Is it fake news or is it just news you don’t agree with? – columnist

Writer contemplates why people are unable to distinguish between the media outlet and the message

OUT ON A LIMB. Campbell River Mirror

I’ve been contemplating for a long time the disconnect between news outlets and their audiences/readers.

You know, this is the whole Fake News thing and mistrust of the media.

I’ve taken a stab at explaining how this paper, particularly, approaches news reporting versus the public’s understanding – usually misunderstanding – of the purpose and meaning of what they read.

It’s not been easy to write about this topic, despite my deep concern about it. People are reading things and it is eliciting a reaction different from what was intended. People are reading a news report and getting riled up because they think the news outlet is trying to tell them something they don’t think is true.

The “media” reports that the provincial government wants everyone to have a card proving they have received a COVID-19 vaccine. Some – many? most? – members of the public perceive that as the media outlet says you should have a card proving you’ve received a COVID-19 vaccine. But it’s not the media telling you that, they’re telling you what the province has mandated. But everyone perceives it as the media outlet and the reporter telling you what they want to happen. It’s the old shoot the messenger syndrome.

I think the essence of the problem is that people expect and/or believe that news reporting is advocating something. Or should be. But that’s not the case. In its purest form, news is just news – reporting something that happened or is happening.

But people expect a story to be ‘doing something’ and, consequently, they think that every story is actively pushing for a certain outcome or point of view. As opposed to just telling you that someone is saying something, doing something or advocating something.

That’s the nub of the problem. When you read a news story it will say Premier John Horgan says, “Blah, blah, blah.” (not an actual quote). What we’re telling you is what John Horgan (or anybody else) said.

But people perceive it as reporter Alistair Taylor says, “Blah, blah blah.” You need to read it more closely. Again, it’s not Reporter X saying something, she’s just quoting the subject who made that statement.

There is such a thing as advocacy journalism but that’s not what most reporters are producing plus advocacy journalism is biased, it’s advocating for a certain outcome or belief. In mainstream media, advocacy journalism falls under the umbrella of opinion and is usually dressed up as a column, an opinion piece that is the view of the writer. What you’re reading here is a column, an opinion piece and it’s labelled as such.

Now – and this is the exception that many people believe proves the rule – there are instances of journalists deliberately pushing an agenda or deliberately or mistakenly but those are clawed back as soon as it’s pointed out.

So, when a reporter writes that the Living Oceans Society wants fish farms out of the Broughton Archipelago, many people read that as the Campbell River Mirror wants fish farms out of the Broughton Archipelago. This is a crucial misunderstanding of journalistic process and the source of a lot of misunderstanding and strife.

We are the medium (get it, media?) through which the news reaches you. We didn’t say a northbound pick up truck swerved out of its lane, crossed the median and collided with a southbound semi truck. The police did. We tell you what the police tell us.

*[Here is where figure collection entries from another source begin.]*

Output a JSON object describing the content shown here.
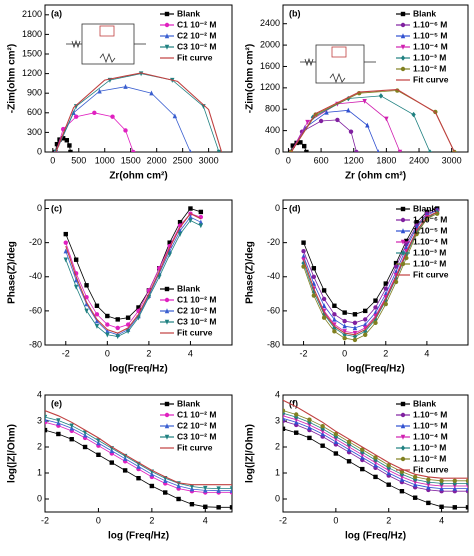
{
  "chart_data": [
    {
      "type": "line",
      "label": "(a)",
      "x_label": "Zr(ohm cm²)",
      "y_label": "-Zim(ohm cm²)",
      "xlim": [
        -150,
        3450
      ],
      "ylim": [
        0,
        2250
      ],
      "xticks": [
        0,
        500,
        1000,
        1500,
        2000,
        2500,
        3000
      ],
      "yticks": [
        0,
        300,
        600,
        900,
        1200,
        1500,
        1800,
        2100
      ],
      "legend": "upper right",
      "series": [
        {
          "name": "Blank",
          "color": "#000000",
          "marker": "square",
          "x": [
            50,
            80,
            130,
            200,
            270,
            320,
            340
          ],
          "values": [
            0,
            120,
            190,
            210,
            180,
            100,
            0
          ]
        },
        {
          "name": "C1 10⁻² M",
          "color": "#e020c0",
          "marker": "circle",
          "x": [
            60,
            200,
            450,
            800,
            1150,
            1400,
            1550
          ],
          "values": [
            0,
            350,
            540,
            600,
            540,
            330,
            0
          ]
        },
        {
          "name": "C2 10⁻² M",
          "color": "#3a5fd0",
          "marker": "triangle",
          "x": [
            60,
            400,
            900,
            1400,
            1900,
            2350,
            2650
          ],
          "values": [
            0,
            600,
            930,
            1000,
            900,
            550,
            0
          ]
        },
        {
          "name": "C3 10⁻² M",
          "color": "#1f8080",
          "marker": "tri-down",
          "x": [
            60,
            450,
            1100,
            1700,
            2300,
            2900,
            3200
          ],
          "values": [
            0,
            700,
            1100,
            1200,
            1100,
            700,
            0
          ]
        },
        {
          "name": "Fit curve",
          "color": "#c04040",
          "marker": "none",
          "x": [
            60,
            400,
            1000,
            1700,
            2400,
            3000,
            3250
          ],
          "values": [
            0,
            680,
            1100,
            1210,
            1080,
            650,
            0
          ]
        }
      ]
    },
    {
      "type": "line",
      "label": "(b)",
      "x_label": "Zr (ohm cm²)",
      "y_label": "-Zim(ohm cm²)",
      "xlim": [
        -100,
        3300
      ],
      "ylim": [
        0,
        2750
      ],
      "xticks": [
        0,
        600,
        1200,
        1800,
        2400,
        3000
      ],
      "yticks": [
        0,
        400,
        800,
        1200,
        1600,
        2000,
        2400
      ],
      "legend": "upper right",
      "series": [
        {
          "name": "Blank",
          "color": "#000000",
          "marker": "square",
          "x": [
            40,
            80,
            150,
            220,
            290,
            330
          ],
          "values": [
            0,
            120,
            170,
            180,
            110,
            0
          ]
        },
        {
          "name": "1.10⁻⁶ M",
          "color": "#8020a0",
          "marker": "circle",
          "x": [
            50,
            250,
            600,
            900,
            1150,
            1250
          ],
          "values": [
            0,
            380,
            580,
            600,
            380,
            0
          ]
        },
        {
          "name": "1.10⁻⁵ M",
          "color": "#3050d0",
          "marker": "triangle",
          "x": [
            50,
            300,
            700,
            1100,
            1450,
            1650
          ],
          "values": [
            0,
            450,
            740,
            780,
            500,
            0
          ]
        },
        {
          "name": "1.10⁻⁴ M",
          "color": "#d020b0",
          "marker": "tri-down",
          "x": [
            50,
            350,
            900,
            1400,
            1800,
            2050
          ],
          "values": [
            0,
            560,
            900,
            950,
            620,
            0
          ]
        },
        {
          "name": "1.10⁻³ M",
          "color": "#1f8080",
          "marker": "diamond",
          "x": [
            50,
            450,
            1100,
            1700,
            2300,
            2600
          ],
          "values": [
            0,
            650,
            1000,
            1050,
            700,
            0
          ]
        },
        {
          "name": "1.10⁻² M",
          "color": "#808020",
          "marker": "circle",
          "x": [
            50,
            500,
            1300,
            2000,
            2700,
            3050
          ],
          "values": [
            0,
            700,
            1100,
            1150,
            750,
            0
          ]
        },
        {
          "name": "Fit curve",
          "color": "#c04040",
          "marker": "none",
          "x": [
            50,
            500,
            1300,
            2000,
            2700,
            3050
          ],
          "values": [
            0,
            720,
            1120,
            1170,
            740,
            0
          ]
        }
      ]
    },
    {
      "type": "line",
      "label": "(c)",
      "x_label": "log(Freq/Hz)",
      "y_label": "Phase(Z)/deg",
      "xlim": [
        -3,
        6
      ],
      "ylim": [
        -80,
        5
      ],
      "xticks": [
        -2,
        0,
        2,
        4
      ],
      "yticks": [
        0,
        -20,
        -40,
        -60,
        -80
      ],
      "legend": "lower right",
      "x": [
        -2,
        -1.5,
        -1,
        -0.5,
        0,
        0.5,
        1,
        1.5,
        2,
        2.5,
        3,
        3.5,
        4,
        4.5
      ],
      "series": [
        {
          "name": "Blank",
          "color": "#000000",
          "marker": "square",
          "values": [
            -15,
            -30,
            -45,
            -57,
            -63,
            -65,
            -64,
            -58,
            -48,
            -35,
            -20,
            -8,
            0,
            -2
          ]
        },
        {
          "name": "C1 10⁻² M",
          "color": "#e020c0",
          "marker": "circle",
          "values": [
            -20,
            -38,
            -52,
            -62,
            -68,
            -70,
            -68,
            -60,
            -48,
            -35,
            -22,
            -10,
            -3,
            -5
          ]
        },
        {
          "name": "C2 10⁻² M",
          "color": "#3a5fd0",
          "marker": "triangle",
          "values": [
            -25,
            -42,
            -56,
            -66,
            -72,
            -74,
            -71,
            -63,
            -51,
            -38,
            -25,
            -13,
            -5,
            -8
          ]
        },
        {
          "name": "C3 10⁻² M",
          "color": "#1f8080",
          "marker": "tri-down",
          "values": [
            -30,
            -46,
            -60,
            -69,
            -74,
            -75,
            -72,
            -64,
            -52,
            -40,
            -27,
            -15,
            -7,
            -10
          ]
        },
        {
          "name": "Fit curve",
          "color": "#c04040",
          "marker": "none",
          "values": [
            -22,
            -40,
            -55,
            -65,
            -71,
            -73,
            -70,
            -62,
            -50,
            -37,
            -23,
            -11,
            -3,
            -6
          ]
        }
      ]
    },
    {
      "type": "line",
      "label": "(d)",
      "x_label": "log(Freq/Hz)",
      "y_label": "Phase(Z)/deg",
      "xlim": [
        -3,
        6
      ],
      "ylim": [
        -80,
        5
      ],
      "xticks": [
        -2,
        0,
        2,
        4
      ],
      "yticks": [
        0,
        -20,
        -40,
        -60,
        -80
      ],
      "legend": "upper right",
      "x": [
        -2,
        -1.5,
        -1,
        -0.5,
        0,
        0.5,
        1,
        1.5,
        2,
        2.5,
        3,
        3.5,
        4,
        4.5
      ],
      "series": [
        {
          "name": "Blank",
          "color": "#000000",
          "marker": "square",
          "values": [
            -20,
            -35,
            -48,
            -57,
            -61,
            -62,
            -60,
            -54,
            -44,
            -32,
            -19,
            -8,
            -2,
            0
          ]
        },
        {
          "name": "1.10⁻⁶ M",
          "color": "#8020a0",
          "marker": "circle",
          "values": [
            -25,
            -40,
            -53,
            -62,
            -66,
            -67,
            -65,
            -58,
            -47,
            -34,
            -21,
            -10,
            -3,
            -1
          ]
        },
        {
          "name": "1.10⁻⁵ M",
          "color": "#3050d0",
          "marker": "triangle",
          "values": [
            -28,
            -44,
            -57,
            -65,
            -69,
            -70,
            -68,
            -61,
            -50,
            -37,
            -23,
            -11,
            -4,
            -1
          ]
        },
        {
          "name": "1.10⁻⁴ M",
          "color": "#d020b0",
          "marker": "tri-down",
          "values": [
            -30,
            -47,
            -60,
            -68,
            -72,
            -73,
            -70,
            -63,
            -52,
            -39,
            -25,
            -13,
            -5,
            -2
          ]
        },
        {
          "name": "1.10⁻³ M",
          "color": "#1f8080",
          "marker": "diamond",
          "values": [
            -32,
            -49,
            -62,
            -70,
            -74,
            -75,
            -72,
            -65,
            -54,
            -41,
            -27,
            -14,
            -6,
            -2
          ]
        },
        {
          "name": "1.10⁻² M",
          "color": "#808020",
          "marker": "circle",
          "values": [
            -34,
            -51,
            -64,
            -72,
            -76,
            -77,
            -74,
            -67,
            -56,
            -43,
            -29,
            -15,
            -6,
            -3
          ]
        },
        {
          "name": "Fit curve",
          "color": "#c04040",
          "marker": "none",
          "values": [
            -30,
            -47,
            -61,
            -69,
            -73,
            -74,
            -71,
            -64,
            -53,
            -40,
            -26,
            -13,
            -5,
            -2
          ]
        }
      ]
    },
    {
      "type": "line",
      "label": "(e)",
      "x_label": "log (Freq/Hz)",
      "y_label": "log(|Z|/Ohm)",
      "xlim": [
        -2,
        5
      ],
      "ylim": [
        -0.5,
        4
      ],
      "xticks": [
        -2,
        0,
        2,
        4
      ],
      "yticks": [
        0,
        1,
        2,
        3,
        4
      ],
      "legend": "upper right",
      "x": [
        -2,
        -1.5,
        -1,
        -0.5,
        0,
        0.5,
        1,
        1.5,
        2,
        2.5,
        3,
        3.5,
        4,
        4.5,
        5
      ],
      "series": [
        {
          "name": "Blank",
          "color": "#000000",
          "marker": "square",
          "values": [
            2.65,
            2.5,
            2.3,
            2.0,
            1.7,
            1.4,
            1.1,
            0.8,
            0.5,
            0.25,
            0.0,
            -0.2,
            -0.3,
            -0.32,
            -0.32
          ]
        },
        {
          "name": "C1 10⁻² M",
          "color": "#e020c0",
          "marker": "circle",
          "values": [
            2.95,
            2.82,
            2.62,
            2.35,
            2.05,
            1.75,
            1.45,
            1.15,
            0.85,
            0.6,
            0.4,
            0.3,
            0.25,
            0.25,
            0.25
          ]
        },
        {
          "name": "C2 10⁻² M",
          "color": "#3a5fd0",
          "marker": "triangle",
          "values": [
            3.05,
            2.92,
            2.72,
            2.45,
            2.15,
            1.85,
            1.55,
            1.25,
            0.95,
            0.7,
            0.5,
            0.38,
            0.33,
            0.32,
            0.32
          ]
        },
        {
          "name": "C3 10⁻² M",
          "color": "#1f8080",
          "marker": "tri-down",
          "values": [
            3.15,
            3.02,
            2.82,
            2.55,
            2.25,
            1.95,
            1.65,
            1.35,
            1.05,
            0.8,
            0.6,
            0.48,
            0.42,
            0.4,
            0.4
          ]
        },
        {
          "name": "Fit curve",
          "color": "#c04040",
          "marker": "none",
          "values": [
            3.4,
            3.2,
            2.95,
            2.65,
            2.35,
            2.0,
            1.7,
            1.4,
            1.1,
            0.85,
            0.62,
            0.55,
            0.55,
            0.55,
            0.55
          ]
        }
      ]
    },
    {
      "type": "line",
      "label": "(f)",
      "x_label": "log (Freq/Hz)",
      "y_label": "log(|Z|/Ohm)",
      "xlim": [
        -2,
        5
      ],
      "ylim": [
        -0.5,
        4
      ],
      "xticks": [
        -2,
        0,
        2,
        4
      ],
      "yticks": [
        0,
        1,
        2,
        3,
        4
      ],
      "legend": "upper right",
      "x": [
        -2,
        -1.5,
        -1,
        -0.5,
        0,
        0.5,
        1,
        1.5,
        2,
        2.5,
        3,
        3.5,
        4,
        4.5,
        5
      ],
      "series": [
        {
          "name": "Blank",
          "color": "#000000",
          "marker": "square",
          "values": [
            2.7,
            2.55,
            2.35,
            2.05,
            1.75,
            1.45,
            1.15,
            0.85,
            0.55,
            0.3,
            0.05,
            -0.15,
            -0.3,
            -0.32,
            -0.32
          ]
        },
        {
          "name": "1.10⁻⁶ M",
          "color": "#8020a0",
          "marker": "circle",
          "values": [
            3.0,
            2.85,
            2.65,
            2.4,
            2.1,
            1.8,
            1.5,
            1.2,
            0.9,
            0.65,
            0.45,
            0.35,
            0.3,
            0.3,
            0.3
          ]
        },
        {
          "name": "1.10⁻⁵ M",
          "color": "#3050d0",
          "marker": "triangle",
          "values": [
            3.1,
            2.95,
            2.75,
            2.5,
            2.2,
            1.9,
            1.6,
            1.3,
            1.0,
            0.75,
            0.55,
            0.45,
            0.4,
            0.4,
            0.4
          ]
        },
        {
          "name": "1.10⁻⁴ M",
          "color": "#d020b0",
          "marker": "tri-down",
          "values": [
            3.2,
            3.05,
            2.85,
            2.6,
            2.3,
            2.0,
            1.7,
            1.4,
            1.1,
            0.85,
            0.65,
            0.55,
            0.5,
            0.5,
            0.5
          ]
        },
        {
          "name": "1.10⁻³ M",
          "color": "#1f8080",
          "marker": "diamond",
          "values": [
            3.3,
            3.15,
            2.95,
            2.7,
            2.4,
            2.1,
            1.8,
            1.5,
            1.2,
            0.95,
            0.75,
            0.65,
            0.6,
            0.6,
            0.6
          ]
        },
        {
          "name": "1.10⁻² M",
          "color": "#808020",
          "marker": "circle",
          "values": [
            3.4,
            3.25,
            3.05,
            2.8,
            2.5,
            2.2,
            1.9,
            1.6,
            1.3,
            1.05,
            0.85,
            0.75,
            0.7,
            0.7,
            0.7
          ]
        },
        {
          "name": "Fit curve",
          "color": "#c04040",
          "marker": "none",
          "values": [
            3.8,
            3.55,
            3.25,
            2.95,
            2.6,
            2.3,
            2.0,
            1.7,
            1.4,
            1.15,
            0.95,
            0.85,
            0.8,
            0.8,
            0.8
          ]
        }
      ]
    }
  ]
}
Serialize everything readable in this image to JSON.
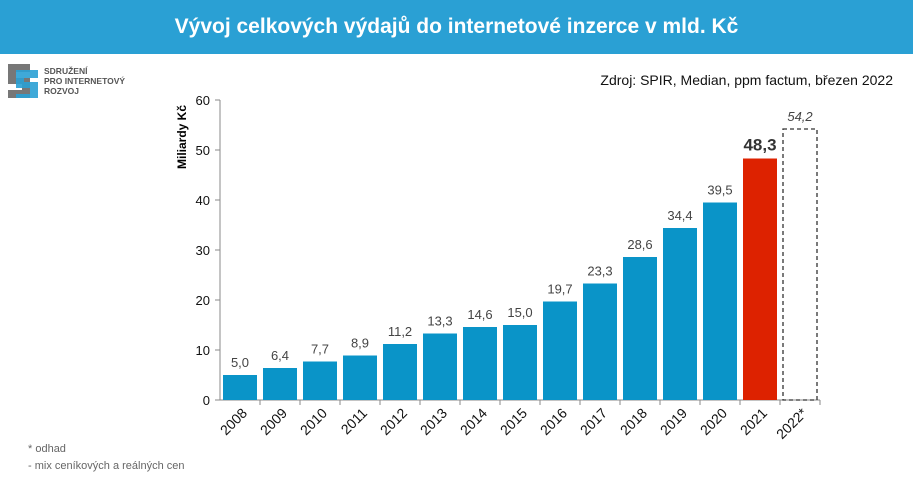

It’s hard for this to not sound patronizing but the level of misunderstanding is alarming and, sadly to us in the media, baffling. I heard the phrase many years ago “People read what they want to read” and I’m sad to say it’s often true.

Another aspect of this is that if what we write doesn’t say what you want it to say, then it’s biased, incorrect and, God forbid, fake. Sorry people, but you’re going to read things that you don’t agree with. That doesn’t make them wrong.

In the end, we’re just presenting to you information – whether it be a quote or from some other source (document, file, eyewitnesses) – that we’ve collected to support the point of the story you’re reading.

If it’s the writer’s opinion, we’ll tell you. Otherwise, look at the source and understand that it’s the source’s actions, opinions or wishes that are being presented to you. In the best case, scenario, we’ll present the other side of the argument but that’s not always possible in the same piece (but it often is) but at some point, the other side or sides of the argument will get put on the public agenda. And we’ll report that.

I’m such a cynic, of course, that even having explained this now, I don’t believe it will change anybody’s mind or lead anybody to any greater understanding of the mechanics of news reporting but I feel I have to try.